I almost didn't buy this game at all. Just like everybody else, I read up online about Ground Zeroes and found out that the main story mission only takes about 1 or 2 hours to compete, with the rest of the game being extra missions taking place on the exact same map. I wasn't ready to pay full price for a game that sounded like this, so I avoided it until I could get it for cheap.

Now after playing it, I know it was definitely worth the full price. This game is brilliant. The controls feel perfect, the environment, the atmosphere, the sense of danger, the visuals, everything about this game feels amazing.

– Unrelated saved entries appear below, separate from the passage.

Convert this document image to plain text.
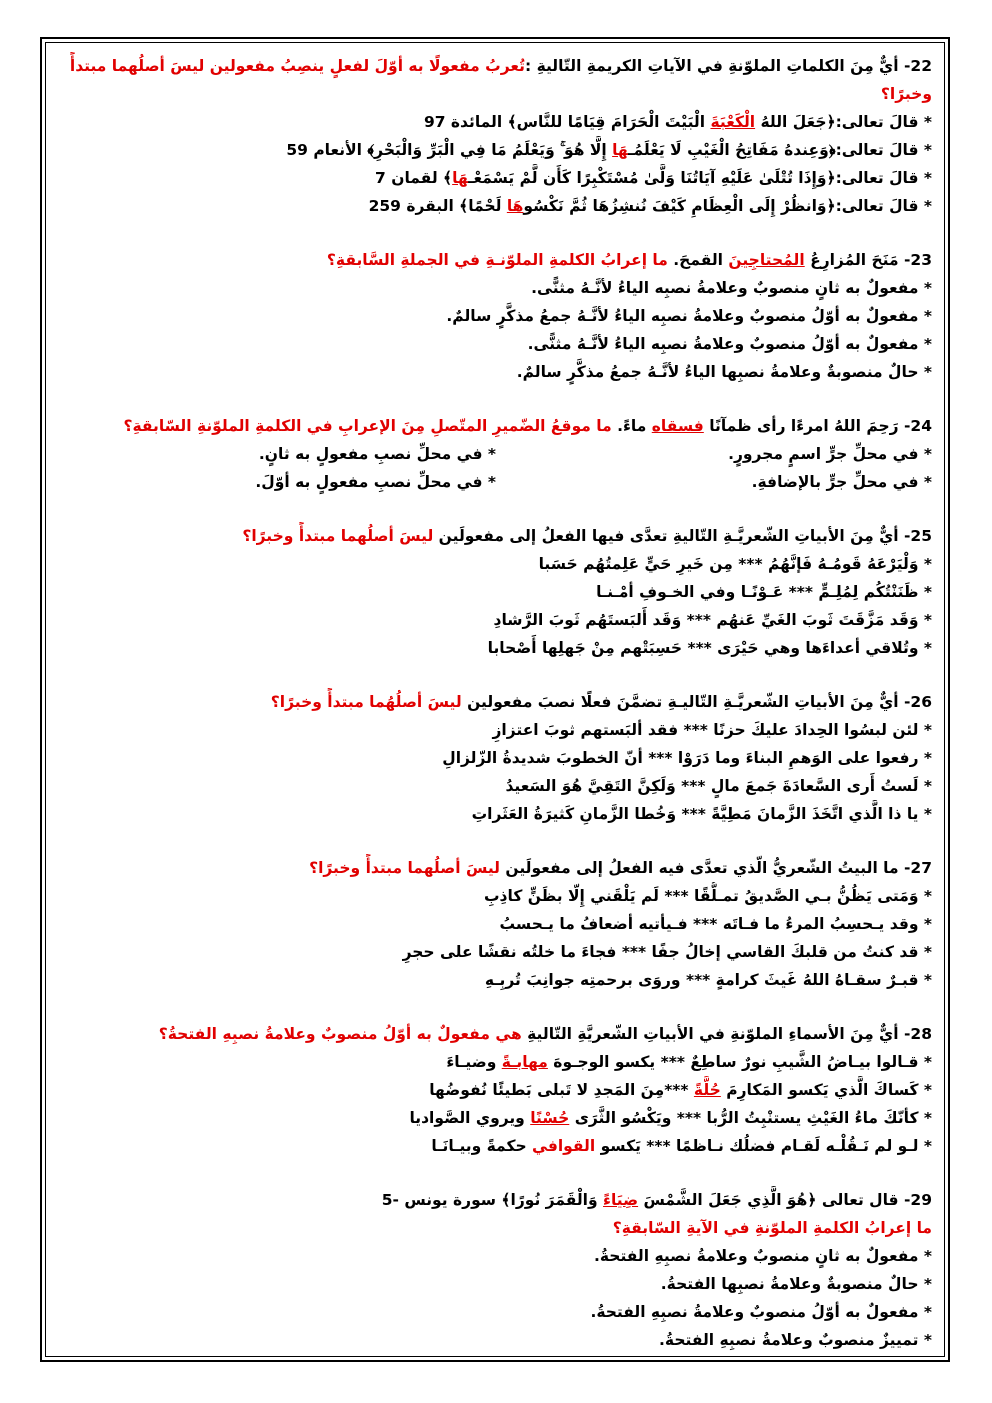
22- أيٌّ مِنَ الكلماتِ الملوّنةِ في الآياتِ الكريمةِ التّاليةِ :تُعربُ مفعولًا به أوّلَ لفعلٍ ينصِبُ مفعولين ليسَ أصلُهما مبتدأً وخبرًا؟
* قالَ تعالى:﴿جَعَلَ اللهُ الْكَعْبَةَ الْبَيْتَ الْحَرَامَ قِيَامًا للنَّاس﴾ المائدة 97
* قالَ تعالى:﴿وَعِندهُ مَفَاتِحُ الْغَيْبِ لَا يَعْلَمُـهَا إِلَّا هُوَ ۚ وَيَعْلَمُ مَا فِي الْبَرِّ وَالْبَحْرِ﴾ الأنعام 59
* قالَ تعالى:﴿وَإِذَا تُتْلَىٰ عَلَيْهِ آيَاتُنَا وَلَّىٰ مُسْتَكْبِرًا كَأَن لَّمْ يَسْمَعْـهَا﴾ لقمان 7
* قالَ تعالى:﴿وَانظُرْ إِلَى الْعِظَامِ كَيْفَ نُنشِزُهَا ثُمَّ نَكْسُوهَا لَحْمًا﴾ البقرة 259
23- مَنَحَ المُزارِعُ المُحتاجِينَ القمحَ. ما إعرابُ الكلمةِ الملوّنـةِ في الجملةِ السَّابقةِ؟
* مفعولٌ به ثانٍ منصوبٌ وعلامةُ نصبِه الياءُ لأنَّـهُ مثنًّى.
* مفعولٌ به أوّلُ منصوبٌ وعلامةُ نصبِه الياءُ لأنَّـهُ جمعُ مذكَّرٍ سالمٌ.
* مفعولٌ به أوّلُ منصوبٌ وعلامةُ نصبِه الياءُ لأنَّـهُ مثنًّى.
* حالٌ منصوبةٌ وعلامةُ نصبِها الياءُ لأنَّـهُ جمعُ مذكَّرٍ سالمٌ.
24- رَحِمَ اللهُ امرءًا رأى ظمآنًا فسقاه ماءً. ما موقعُ الضّميرِ المتّصلِ مِنَ الإعرابِ في الكلمةِ الملوّنةِ السّابقةِ؟
* في محلِّ جرٍّ اسمٍ مجرورٍ.
* في محلِّ نصبِ مفعولٍ به ثانٍ.
* في محلِّ جرٍّ بالإضافةِ.
* في محلِّ نصبِ مفعولٍ به أوّلَ.
25- أيٌّ مِنَ الأبياتِ الشّعريَّـةِ التّاليةِ تعدَّى فيها الفعلُ إلى مفعولَين ليسَ أصلُهما مبتدأً وخبرًا؟
* وَلْيَرْعَهُ قَومُـهُ فَإنَّهُمُ *** مِن خَيرِ حَيٍّ عَلِمتُهُم حَسَبا
* ظَنَنْتُكُم لِمُلِـمٍّ *** عَـوْنًـا وفي الخـوفِ أمْـنـا
* وَقَد مَزَّقَتَ ثَوبَ الغَيِّ عَنهُم *** وَقَد أَلبَستَهُم ثَوبَ الرَّشادِ
* وتُلاقي أعداءَها وهي حَيْرَى *** حَسِبَتْهم مِنْ جَهلِها أَصْحابا
26- أيٌّ مِنَ الأبياتِ الشّعريَّـةِ التّاليـةِ تضمَّنَ فعلًا نصبَ مفعولين ليسَ أصلُهُما مبتدأً وخبرًا؟
* لئن لبسُوا الحِدادَ عليكَ حزنًا *** فقد ألبَستهم ثوبَ اعتزازِ
* رفعوا على الوَهمِ البناءَ وما دَرَوْا *** أنّ الخطوبَ شديدةُ الزّلزالِ
* لَستُ أَرى السَّعادَةَ جَمعَ مالٍ *** وَلَكِنَّ التَقِيَّ هُوَ السَعيدُ
* يا ذا الَّذي اتَّخَذَ الزَّمانَ مَطِيَّةً *** وَخُطا الزَّمانِ كَثيرَةُ العَثَراتِ
27- ما البيتُ الشّعريُّ الّذي تعدَّى فيه الفعلُ إلى مفعولَين ليسَ أصلُهما مبتدأً وخبرًا؟
* وَمَتى يَظُنُّ بـي الصَّديقُ تمـلُّقًا *** لَم يَلْقَني إِلّا بظَنٍّ كاذِبِ
* وقد يـحسِبُ المرءُ ما فـاتَه *** فـيأتيه أضعافُ ما يـحسبُ
* قد كنتُ من قلبكَ القاسي إخالُ جفًا *** فجاءَ ما خلتُه نقشًا على حجرِ
* قبـرٌ سقـاهُ اللهُ غَيثَ كرامةٍ *** وروَى برحمتِه جوانِبَ تُربِـهِ
28- أيٌّ مِنَ الأسماءِ الملوّنةِ في الأبياتِ الشّعريَّةِ التّاليةِ هي مفعولٌ به أوّلُ منصوبٌ وعلامةُ نصبِهِ الفتحةُ؟
* قـالوا بيـاضُ الشَّيبِ نورٌ ساطِعٌ *** يكسو الوجـوهَ مهابـةً وضيـاءَ
* كَساكَ الَّذي يَكسو المَكارِمَ حُلَّةً ***مِنَ المَجدِ لا تَبلى بَطيئًا نُفوضُها
* كأنّكَ ماءُ الغَيْثِ يستنْبِتُ الرُّبا *** ويَكْسُو الثَّرَى حُسْنًا ويروي الصَّواديا
* لـو لم نَـقُلْـه لَقـام فضلُك نـاظمًا *** يَكسو القوافي حكمةً وبيـانَـا
29- قال تعالى ﴿هُوَ الَّذِي جَعَلَ الشَّمْسَ ضِيَاءً وَالْقَمَرَ نُورًا﴾ سورة يونس -5
ما إعرابُ الكلمةِ الملوّنةِ في الآيةِ السّابقةِ؟
* مفعولٌ به ثانٍ منصوبٌ وعلامةُ نصبِهِ الفتحةُ.
* حالٌ منصوبةٌ وعلامةُ نصبِها الفتحةُ.
* مفعولٌ به أوّلُ منصوبٌ وعلامةُ نصبِهِ الفتحةُ.
* تمييزٌ منصوبٌ وعلامةُ نصبِهِ الفتحةُ.
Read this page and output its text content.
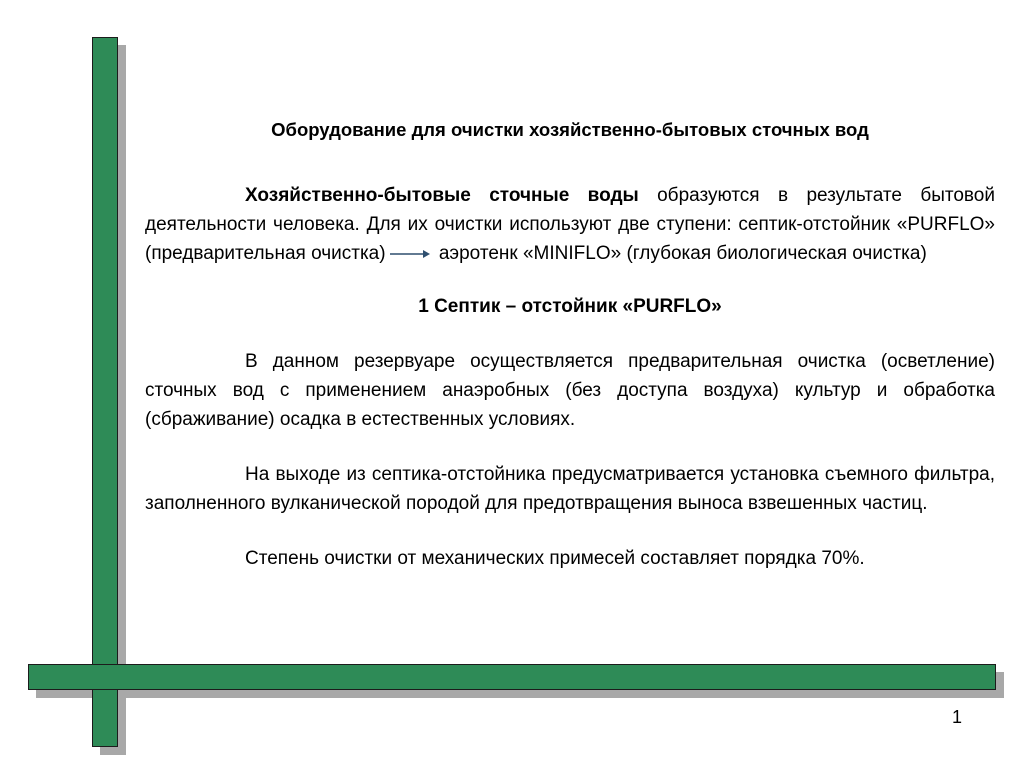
Оборудование для очистки хозяйственно-бытовых сточных вод

Хозяйственно-бытовые сточные воды образуются в результате бытовой деятельности человека. Для их очистки используют две ступени: септик-отстойник «PURFLO» (предварительная очистка)	аэротенк «MINIFLO» (глубокая биологическая очистка)

1 Септик – отстойник «PURFLO»

В данном резервуаре осуществляется предварительная очистка (осветление) сточных вод с применением анаэробных (без доступа воздуха) культур и обработка (сбраживание) осадка в естественных условиях.

На выходе из септика-отстойника предусматривается установка съемного фильтра, заполненного вулканической породой для предотвращения выноса взвешенных частиц.

Степень очистки от механических примесей составляет порядка 70%.

1
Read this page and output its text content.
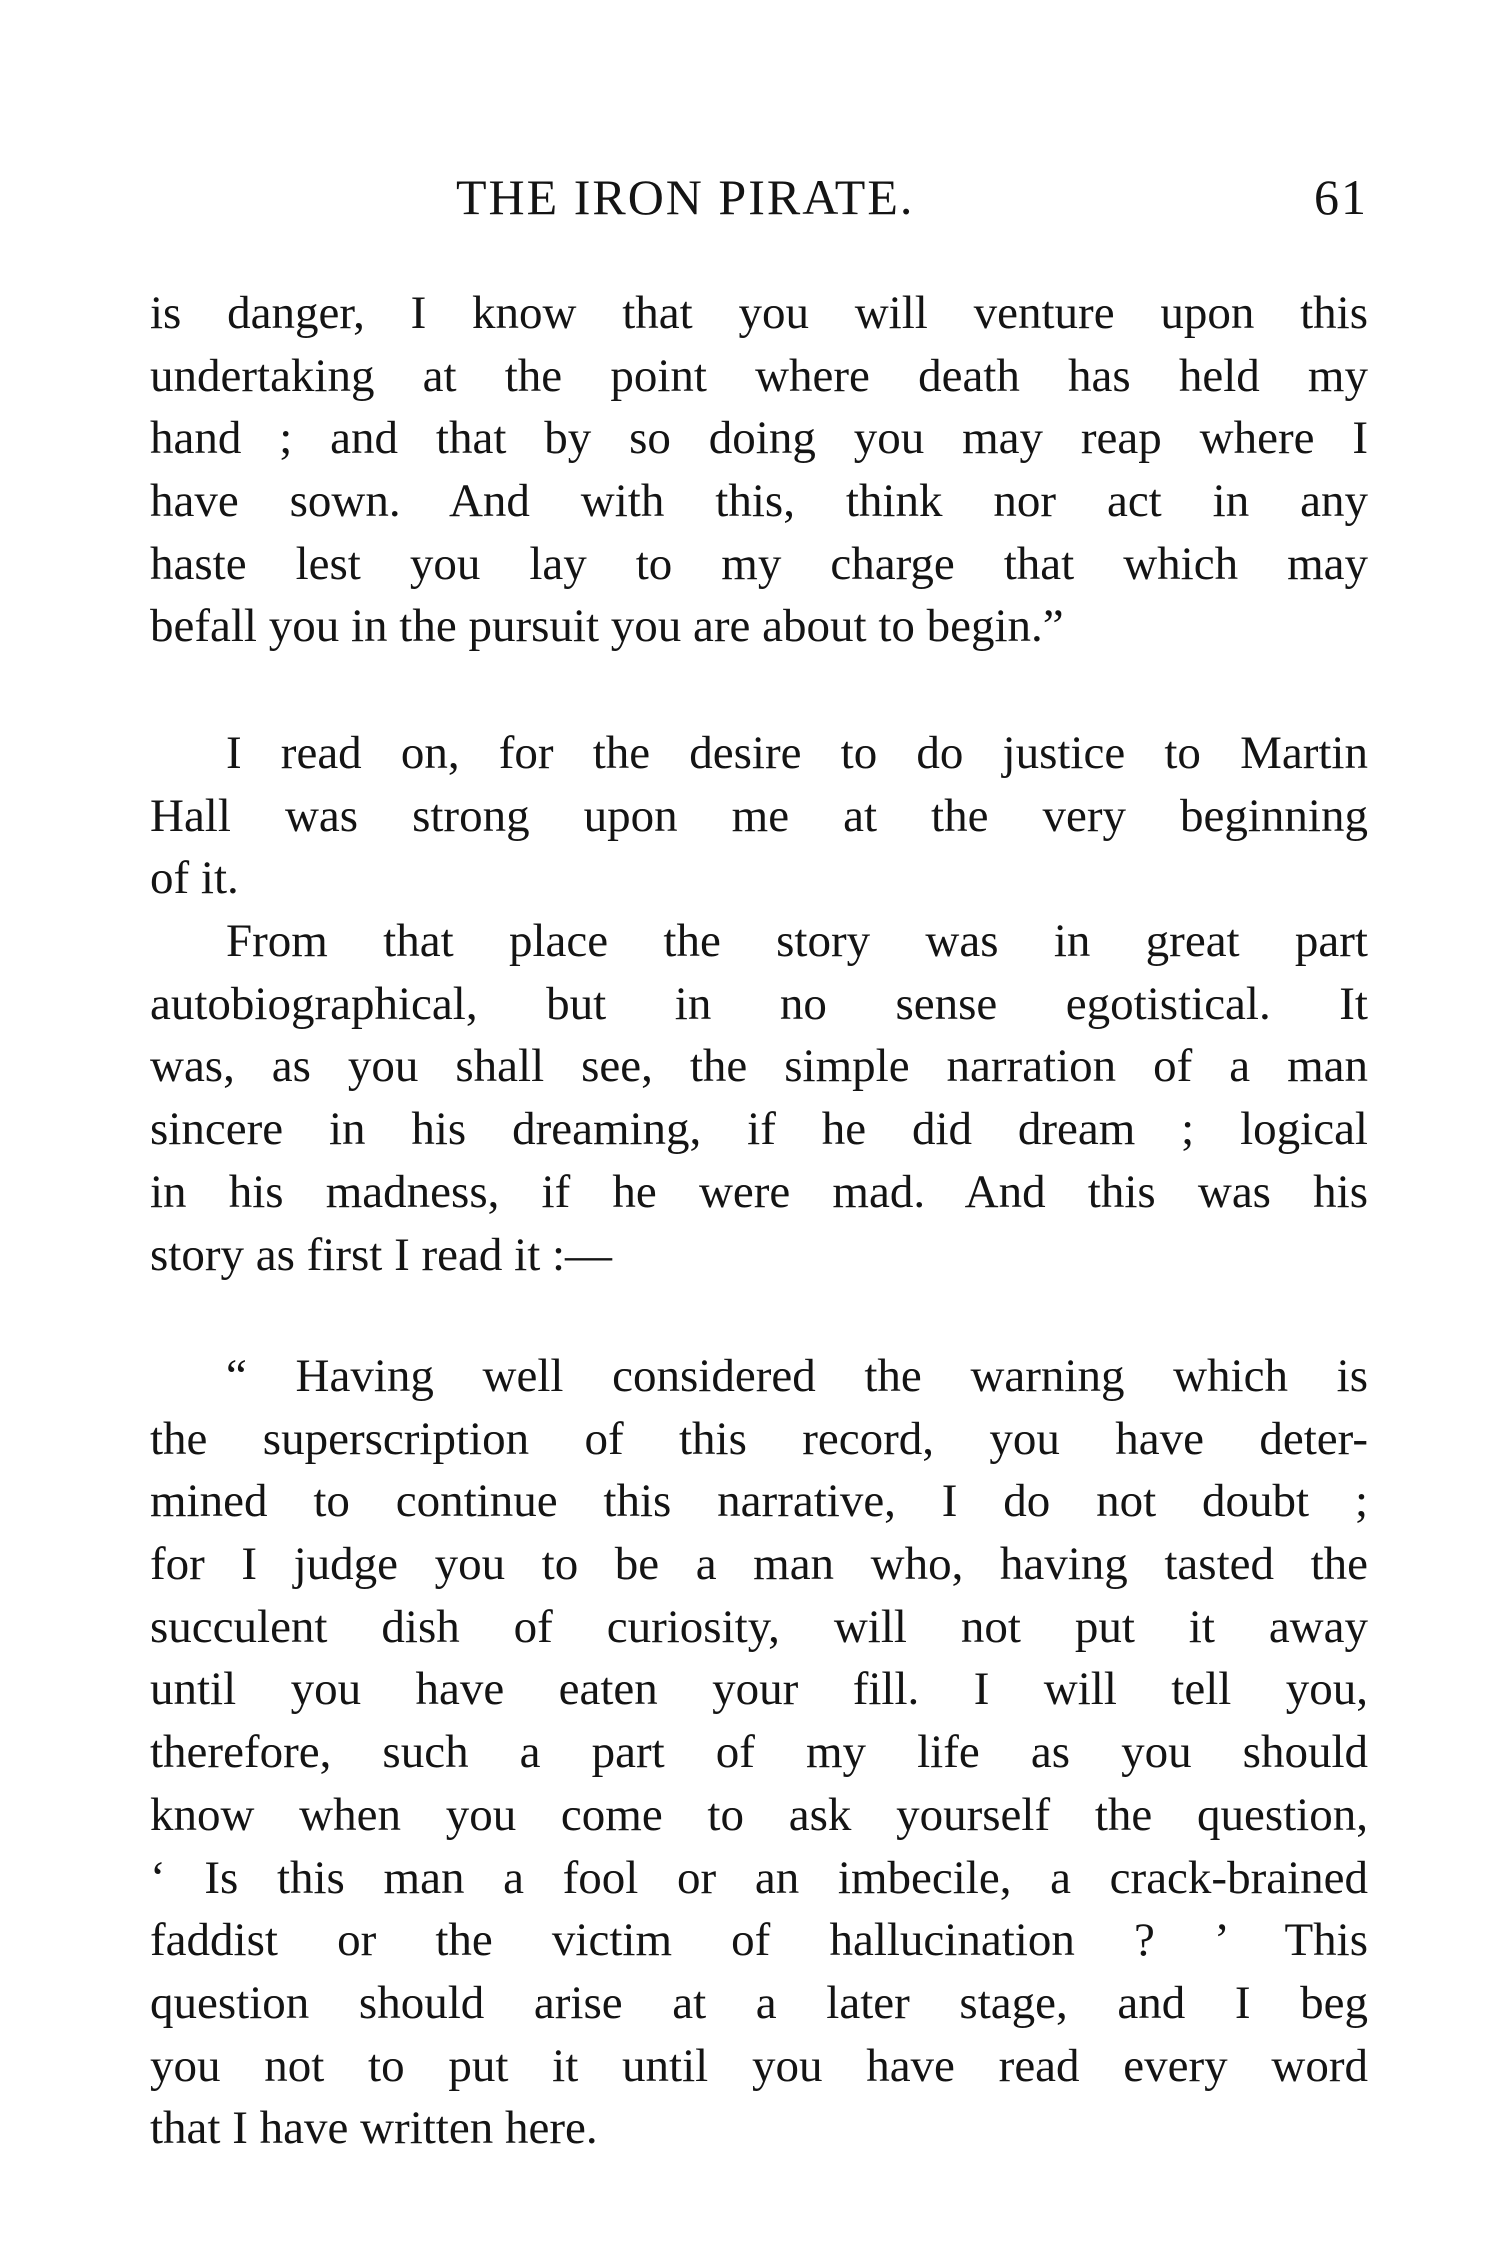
THE IRON PIRATE.	61
is danger, I know that you will venture upon this
undertaking at the point where death has held my
hand ; and that by so doing you may reap where I
have sown. And with this, think nor act in any
haste lest you lay to my charge that which may
befall you in the pursuit you are about to begin.”
I read on, for the desire to do justice to Martin
Hall was strong upon me at the very beginning
of it.
From that place the story was in great part
autobiographical, but in no sense egotistical. It
was, as you shall see, the simple narration of a man
sincere in his dreaming, if he did dream ; logical
in his madness, if he were mad. And this was his
story as first I read it :—
“ Having well considered the warning which is
the superscription of this record, you have deter-
mined to continue this narrative, I do not doubt ;
for I judge you to be a man who, having tasted the
succulent dish of curiosity, will not put it away
until you have eaten your fill. I will tell you,
therefore, such a part of my life as you should
know when you come to ask yourself the question,
‘ Is this man a fool or an imbecile, a crack-brained
faddist or the victim of hallucination ? ’ This
question should arise at a later stage, and I beg
you not to put it until you have read every word
that I have written here.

I'm not one for caring about getting an “S-­Rank” in any game, I usually just play through at my own pace and just accept whatever rank the game I'm playing at the time decides to award me with after the stage. But with Ground Zeroes I felt compelled to go back and play the same missions over an over trying different paths and tactics, trying to get through without being seen once by the guards, attempting to finish the mission with no kills. There were so many different things to do in Ground Zeroes that I couldn't put it down. I wanted to find all the hidden cassette tapes, I wanted to unlock the additional secret missions and for the first time in my life, I wanted to unlock all the trophies. I've never cared about achievements or trophies before, but Ground Zeroes was so addictive that I kept going back for more. I managed to get 95% of the Ground Zeroes trophies before I decided that the final trophy was a bit too difficult to get.

Ground Zeroes did what it was tasked to do; it got me excited for the full game, Metal Gear Solid V: The Phantom Pain. I can already tell from this that The Phantom Pain will very likely be my game of the year in 2015, but for this year, Ground Zeroes easily takes the award.